One of the college tutors, Rachel Bailey-Hogg, has been working to ensure the students are equipped with the relevant knowledge and skills needed to apply with confidence for roles that include administration and customer services as well as frontline clinical staff.
Rachel said: “I’m very proud to be a member of the team delivering this training.
“Last year, during the first lockdown, I was very eager to play my part helping to get the country through the pandemic and volunteered, using my sewing skills, to help produce extra scrubs, face masks and other PPE items to send to NHS staff dealing with the outbreak.
“Being involved in training students to take part in the UK’s vaccination programme is something I see as an extension of that.”
She continued: “The four-week training programme is intensive and each student is expected to demonstrate their competencies around a number of core skills required to work in a very fast-paced and demanding environment.
“To be successful, each will have to be self-motivated, articulate and aware, excellent communicators, good at problem solving and mediation and above all customer-focussed.
“So far, I’m very pleased with the quality of candidates we have seen and believe that we can help them into many of the vacancies on offer.
“Many have been affected personally by the Covid19 pandemic; from losing loved ones to the disease, being furloughed or facing redundancy to simply wanting to join our wonderful NHS.”
Two students hoping to gain work over the coming weeks are Asma and Sarah. Both have recently become unemployed due to the pandemic but see this as an opportunity to make a crucial career change and give something back to their communities.
Asma studied and worked in the field of software engineering and quality assurance before moving into an educational management role, but this took a blow in October when she found herself facing redundancy.
Determined not to be thrown into turmoil, the 40-year-old from Lewisham decided it was time to pursue a more satisfying career in the NHS.
Asma says: “I decided to turn a negative into a positive and look for an opportunity to move into something I would find gratifying – and a job that I could feel proud of doing, something that would be beneficial to others as well as myself.
“I first came across London South East Colleges and this training when I attended an online NHS careers event back in November.

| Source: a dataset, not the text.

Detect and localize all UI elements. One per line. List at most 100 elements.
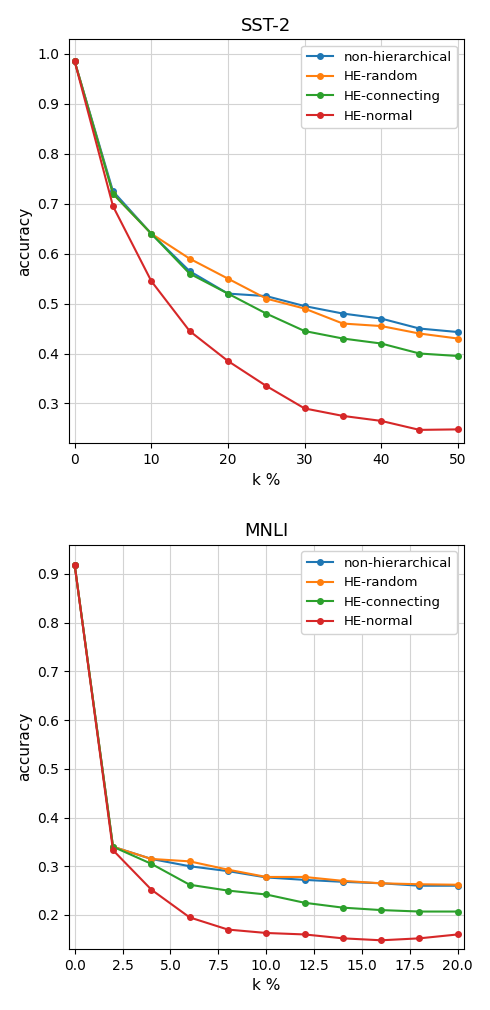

“By early December, I was enrolled and ready to get started. The course has been excellent and I’ve particularly enjoyed the tutor’s willingness to go above and beyond to help us.
“It has been a very positive and energising experience from start to finish. Recently I have been doing voluntary work as a steward at two local vaccination clinics and this has only added to the feeling of exhilaration I have right now. It’s very hard work but highly rewarding.
“From here on, I will be applying for roles within the NHS knowing I have been given the extra tools and support to get started in a new career line. I would love to be chosen to take part in the vaccination programme and help make a difference to people’s lives.”
Sarah, 42 from south London, also has a professional background in IT and has worked mainly in IT services management in the charity sector. It was just a couple of months before the first UK lockdown that she decided to change career and leave her last place of work in order to concentrate on applying for new positions.
Sarah says: “I needed to make some changes to my life and start making some positive moves.
“The pandemic has somewhat hampered my progress but just as I was starting to think I should have stayed put, along came the email I had been waiting for. The National Careers Service informed me of this course and I jumped at the opportunity immediately.
“Like Asma, I was inspired to join up after taking part in the NHS careers event attended by the College and felt that this could be my big opportunity.
“I have to say, the training has been a big eye-opener and covered a wide ranging list of topics such as GDPR rules and regulations, consumer rights, customer services as well as lots of other things that will initially tie in to the kind of jobs offered in the vaccine rollout and any other jobs within the NHS.
“The course most definitely exceeded my expectations and has filled me with confidence – something I really needed at this time. The tutors and practitioners gave us amazing support and insight.
“I hope to find work in either IT management or customer services. I know I may have to work my way up but looking at the bigger picture, especially in the current climate, I believe the NHS could open doors and present me with a wide range of different possibilities and options.
“I’m also excited about being able to make a difference and to be a part of the ongoing fight against Covid 19 with this huge immunisation operation.”
The next course at the college will begin in early February.